Było denko, czas na zakupy :) Niestety, moje zakupy do największych nie należą ze względu na zasoby finansowe, jakimi aktualnie dysponuję. W dodatku od piątku zaczynam 2- miesięczną pracę za darmo czyli praktyki. Mam nadzieję, że przynajmniej nie będę się nudzić. Odwiedziłam w ostatnich dniach Rossmann, Biedronkę oraz mały osiedlowy market. Zaczęłam również kurację przyspieszającą porost włosów. Ciekawa jestem, czy pojawią się efekty.
W Rossmannie skorzystałam z kodu promocyjnego -40% na produkty do opalania i kupiłąm mleczko Sun Ozon SPF 20. Dziś żałuję, że nie poświęciłam kodu na produkty przeciw komarom- po wycieczce rowerowej mam mnóstwo ugryzień, jeden bąbel jest wielkości dłoni. Załapałam się nawet na pierwsze w życiu ugryzienie pszczółki- myślałam, że będzie gorzej bolało, ale przeżyłam :)
Po zdenkowaniu Gliss Kur Oil Nutritive w sprayu, zakupiłam wersję z jedwabiem, którą kiedyś używałam i chwaliłam sobie. Aktualnie jest na nie promocja, zaopatrzę się jeszcze w wariant do spłukiwania.

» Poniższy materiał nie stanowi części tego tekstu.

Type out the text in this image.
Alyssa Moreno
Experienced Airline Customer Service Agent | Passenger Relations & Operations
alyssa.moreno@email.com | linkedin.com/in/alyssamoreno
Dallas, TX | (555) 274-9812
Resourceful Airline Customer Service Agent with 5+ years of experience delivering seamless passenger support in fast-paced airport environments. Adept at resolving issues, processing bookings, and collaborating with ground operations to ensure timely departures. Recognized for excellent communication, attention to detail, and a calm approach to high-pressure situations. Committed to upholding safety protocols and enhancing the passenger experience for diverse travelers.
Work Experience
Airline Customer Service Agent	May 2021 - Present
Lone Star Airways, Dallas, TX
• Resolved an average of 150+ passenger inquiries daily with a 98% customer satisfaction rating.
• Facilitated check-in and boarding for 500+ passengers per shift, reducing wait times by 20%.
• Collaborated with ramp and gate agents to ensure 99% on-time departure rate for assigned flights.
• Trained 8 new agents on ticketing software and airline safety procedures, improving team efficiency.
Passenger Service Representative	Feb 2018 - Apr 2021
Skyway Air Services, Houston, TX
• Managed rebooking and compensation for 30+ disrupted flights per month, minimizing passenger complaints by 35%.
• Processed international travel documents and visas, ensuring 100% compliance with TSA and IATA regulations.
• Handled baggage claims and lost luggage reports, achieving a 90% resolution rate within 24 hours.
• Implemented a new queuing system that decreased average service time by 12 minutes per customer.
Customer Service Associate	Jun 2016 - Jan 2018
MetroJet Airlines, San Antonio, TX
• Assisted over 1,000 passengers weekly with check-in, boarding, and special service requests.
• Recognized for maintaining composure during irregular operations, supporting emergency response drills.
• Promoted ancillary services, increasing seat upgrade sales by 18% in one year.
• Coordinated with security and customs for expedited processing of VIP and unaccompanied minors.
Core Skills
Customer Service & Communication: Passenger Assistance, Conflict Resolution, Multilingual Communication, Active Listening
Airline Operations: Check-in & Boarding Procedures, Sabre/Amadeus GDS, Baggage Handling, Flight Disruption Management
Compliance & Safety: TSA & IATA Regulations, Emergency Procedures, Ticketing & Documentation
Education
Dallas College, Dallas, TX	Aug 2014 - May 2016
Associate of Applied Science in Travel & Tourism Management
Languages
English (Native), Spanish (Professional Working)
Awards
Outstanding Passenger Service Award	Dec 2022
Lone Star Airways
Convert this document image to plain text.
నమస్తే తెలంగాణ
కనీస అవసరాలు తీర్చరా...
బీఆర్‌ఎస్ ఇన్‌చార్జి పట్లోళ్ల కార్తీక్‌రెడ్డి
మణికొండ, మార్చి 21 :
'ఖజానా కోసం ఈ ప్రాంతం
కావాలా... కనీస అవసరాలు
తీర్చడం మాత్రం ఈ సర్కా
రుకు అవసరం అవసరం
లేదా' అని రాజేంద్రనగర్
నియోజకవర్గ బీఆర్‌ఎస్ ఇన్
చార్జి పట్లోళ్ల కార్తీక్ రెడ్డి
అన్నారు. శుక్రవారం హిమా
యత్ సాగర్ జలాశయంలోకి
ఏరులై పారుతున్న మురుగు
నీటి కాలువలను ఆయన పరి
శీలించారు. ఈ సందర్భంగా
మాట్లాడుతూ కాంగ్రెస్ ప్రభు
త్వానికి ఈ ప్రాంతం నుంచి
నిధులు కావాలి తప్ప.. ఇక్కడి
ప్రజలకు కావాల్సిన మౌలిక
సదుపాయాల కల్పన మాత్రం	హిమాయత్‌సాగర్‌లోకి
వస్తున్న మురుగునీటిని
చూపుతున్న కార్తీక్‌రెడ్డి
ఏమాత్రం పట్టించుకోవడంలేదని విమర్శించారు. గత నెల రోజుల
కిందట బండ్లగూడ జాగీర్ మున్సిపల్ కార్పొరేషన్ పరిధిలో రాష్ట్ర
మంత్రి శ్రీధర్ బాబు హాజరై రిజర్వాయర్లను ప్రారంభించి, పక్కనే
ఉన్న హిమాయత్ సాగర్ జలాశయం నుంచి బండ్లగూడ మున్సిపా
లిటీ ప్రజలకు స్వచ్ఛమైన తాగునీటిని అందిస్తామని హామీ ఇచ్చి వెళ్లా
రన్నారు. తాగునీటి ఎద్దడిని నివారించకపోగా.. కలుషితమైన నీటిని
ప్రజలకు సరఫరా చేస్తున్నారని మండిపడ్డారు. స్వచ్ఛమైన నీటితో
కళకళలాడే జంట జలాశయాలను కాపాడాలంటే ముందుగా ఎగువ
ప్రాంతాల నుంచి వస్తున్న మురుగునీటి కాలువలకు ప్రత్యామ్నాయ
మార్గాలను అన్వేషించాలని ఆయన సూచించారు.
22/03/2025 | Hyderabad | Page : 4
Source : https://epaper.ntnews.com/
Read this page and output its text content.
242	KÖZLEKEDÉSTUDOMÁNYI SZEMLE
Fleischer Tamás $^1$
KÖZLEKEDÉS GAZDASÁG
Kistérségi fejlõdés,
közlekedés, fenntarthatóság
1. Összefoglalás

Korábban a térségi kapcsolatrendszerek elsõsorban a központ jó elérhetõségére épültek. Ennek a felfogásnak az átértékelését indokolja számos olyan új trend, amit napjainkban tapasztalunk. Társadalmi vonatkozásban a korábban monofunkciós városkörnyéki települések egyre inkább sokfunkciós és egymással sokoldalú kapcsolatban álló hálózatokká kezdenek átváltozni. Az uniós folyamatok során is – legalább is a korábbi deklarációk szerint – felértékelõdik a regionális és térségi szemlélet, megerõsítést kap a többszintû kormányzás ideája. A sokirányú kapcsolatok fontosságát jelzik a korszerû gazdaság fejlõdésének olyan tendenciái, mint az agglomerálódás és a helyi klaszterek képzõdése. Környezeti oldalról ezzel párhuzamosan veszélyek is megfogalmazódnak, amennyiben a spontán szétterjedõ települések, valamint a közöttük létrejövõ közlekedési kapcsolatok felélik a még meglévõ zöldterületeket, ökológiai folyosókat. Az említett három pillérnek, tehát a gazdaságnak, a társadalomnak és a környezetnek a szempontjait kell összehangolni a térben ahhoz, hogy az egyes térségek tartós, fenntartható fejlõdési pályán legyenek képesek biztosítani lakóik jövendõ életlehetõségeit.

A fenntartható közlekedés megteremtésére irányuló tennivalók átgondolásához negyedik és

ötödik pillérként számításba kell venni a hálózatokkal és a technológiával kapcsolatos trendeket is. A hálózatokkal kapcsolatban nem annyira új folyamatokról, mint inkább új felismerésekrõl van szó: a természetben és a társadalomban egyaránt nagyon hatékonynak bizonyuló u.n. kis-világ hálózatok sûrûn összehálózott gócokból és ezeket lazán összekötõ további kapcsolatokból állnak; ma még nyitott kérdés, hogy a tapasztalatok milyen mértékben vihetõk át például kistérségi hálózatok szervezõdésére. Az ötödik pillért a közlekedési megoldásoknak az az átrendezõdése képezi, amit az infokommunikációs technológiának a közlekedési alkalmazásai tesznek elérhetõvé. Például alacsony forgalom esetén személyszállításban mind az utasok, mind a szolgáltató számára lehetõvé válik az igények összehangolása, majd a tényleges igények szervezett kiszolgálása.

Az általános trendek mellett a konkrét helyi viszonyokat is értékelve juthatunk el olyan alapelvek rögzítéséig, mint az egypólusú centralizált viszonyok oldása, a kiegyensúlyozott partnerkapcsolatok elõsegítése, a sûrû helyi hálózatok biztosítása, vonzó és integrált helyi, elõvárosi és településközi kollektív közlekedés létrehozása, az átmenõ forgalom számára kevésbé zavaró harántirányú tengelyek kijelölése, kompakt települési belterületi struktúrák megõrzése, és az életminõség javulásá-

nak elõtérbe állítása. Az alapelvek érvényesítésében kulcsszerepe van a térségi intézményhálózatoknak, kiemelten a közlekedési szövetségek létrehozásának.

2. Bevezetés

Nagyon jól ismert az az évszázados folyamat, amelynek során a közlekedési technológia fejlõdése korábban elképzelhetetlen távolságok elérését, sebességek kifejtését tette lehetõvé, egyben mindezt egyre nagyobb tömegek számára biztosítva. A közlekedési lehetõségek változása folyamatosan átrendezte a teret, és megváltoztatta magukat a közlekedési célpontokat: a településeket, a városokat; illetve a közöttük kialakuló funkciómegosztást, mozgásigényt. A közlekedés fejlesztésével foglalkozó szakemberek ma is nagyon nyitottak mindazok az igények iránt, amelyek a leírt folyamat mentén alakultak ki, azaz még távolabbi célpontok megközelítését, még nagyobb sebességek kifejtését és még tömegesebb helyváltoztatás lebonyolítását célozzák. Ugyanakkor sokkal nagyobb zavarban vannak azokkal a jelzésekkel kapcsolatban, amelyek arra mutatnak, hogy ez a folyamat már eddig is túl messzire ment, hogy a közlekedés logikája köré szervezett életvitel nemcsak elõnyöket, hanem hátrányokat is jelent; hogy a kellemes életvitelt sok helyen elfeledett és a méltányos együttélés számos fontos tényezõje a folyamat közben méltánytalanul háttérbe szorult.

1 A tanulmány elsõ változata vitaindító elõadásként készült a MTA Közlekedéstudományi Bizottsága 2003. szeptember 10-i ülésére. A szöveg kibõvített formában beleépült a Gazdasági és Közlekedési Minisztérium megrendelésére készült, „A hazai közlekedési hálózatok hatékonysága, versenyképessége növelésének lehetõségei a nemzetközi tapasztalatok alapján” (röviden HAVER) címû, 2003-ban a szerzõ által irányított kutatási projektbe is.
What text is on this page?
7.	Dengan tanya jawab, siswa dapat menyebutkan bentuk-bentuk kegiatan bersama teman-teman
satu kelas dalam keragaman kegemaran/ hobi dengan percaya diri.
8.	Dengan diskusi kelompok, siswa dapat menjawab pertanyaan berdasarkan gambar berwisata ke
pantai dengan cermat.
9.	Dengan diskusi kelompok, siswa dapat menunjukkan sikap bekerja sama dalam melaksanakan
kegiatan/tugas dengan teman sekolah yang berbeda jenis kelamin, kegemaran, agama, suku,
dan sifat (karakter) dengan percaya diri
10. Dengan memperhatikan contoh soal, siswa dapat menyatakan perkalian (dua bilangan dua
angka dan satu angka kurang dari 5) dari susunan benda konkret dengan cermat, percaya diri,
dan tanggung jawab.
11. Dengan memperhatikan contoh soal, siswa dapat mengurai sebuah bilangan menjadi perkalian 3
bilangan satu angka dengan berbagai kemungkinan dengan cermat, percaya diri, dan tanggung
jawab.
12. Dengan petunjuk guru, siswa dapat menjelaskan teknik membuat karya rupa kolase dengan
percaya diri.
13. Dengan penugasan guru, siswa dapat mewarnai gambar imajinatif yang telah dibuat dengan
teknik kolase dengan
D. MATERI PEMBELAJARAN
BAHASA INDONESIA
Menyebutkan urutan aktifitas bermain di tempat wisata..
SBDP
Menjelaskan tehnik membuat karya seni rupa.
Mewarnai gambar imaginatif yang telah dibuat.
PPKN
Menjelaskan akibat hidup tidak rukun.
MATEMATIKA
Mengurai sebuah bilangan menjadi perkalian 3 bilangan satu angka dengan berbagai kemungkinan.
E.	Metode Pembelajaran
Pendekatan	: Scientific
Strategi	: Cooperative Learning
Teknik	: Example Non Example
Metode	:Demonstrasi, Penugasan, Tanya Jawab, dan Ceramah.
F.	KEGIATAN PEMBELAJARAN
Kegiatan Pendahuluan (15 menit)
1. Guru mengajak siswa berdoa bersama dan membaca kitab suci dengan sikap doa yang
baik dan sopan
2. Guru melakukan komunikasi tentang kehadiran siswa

W Biedronce kupiłam zachwalaną odżywkę Garnier Fructis Oleo Repair. Nie mogłam się powstrzymać przed jej wypróbowaniem, włosy pachną cały czas, są niezwykle miękkie. Ale nie będę chwalić dnia przed zachodem słońca. Po dłuższym używaniu pojawi się recenzja.
W osiedlowym markecie kupiłam szampon oczyszczający Eva Nature Style tataro- chmielowy. Raz na tydzień muszę użyć takiego rypacza. Ciekawa jestem, jak się sprawdzi. Bardzo podoba mi się jego zapach i coś przypomina, nie mogę jednak skojarzyć co. Miałyście okazję używać tego szamponu? Koniecznie dajcie znać.
W Biedronce kupiłam pomadkę Ladycode DD, której pozazdrościłam Lady Hope . Pokochałam ją od pierwszego maźnięcia :)
Za ok. 5zł znalazłam również krem Celia Woman Satin Mat. Za taką cenę warto wypróbować.
W aptece natomiast zaopatrzyłam się w Calcium Pantothenicum, pokrzywę oraz skrzyp. Gdy przeczytałam opinie na temat skuteczności CP, zapragnęłam go mieć. Nie wydałam majątku, opakowanie kosztuje ok. 7zł. Tabletki biorę 2x2. Obawiam się działań ubocznych, o których dziewczyny pisały na blogach- szczególnie osłabienia paznokci i wysypu niedoskonałości. Ale może mi się poszczęści i ominie mnie całe zło. Skrzypokrzywę piję 2x dziennie po jednej szklance. Niestety, zupełnie nie smakuje mi taka mieszanka. Ale czego się nie robi dla włosów? Zioła nie mają być smaczne, mają działać. Pokrzywa dodatkowo jest wskazana na problemy z nerkami- zmagam się z nimi od dwóch lat. Więc być może upiekę dwie pieczenie na jednym ogniu.
Miałyście jakieś doświadczenia z wyżej wymienionymi?
Jakie produkty znalazły się w Waszych koszykach podczas zakupów?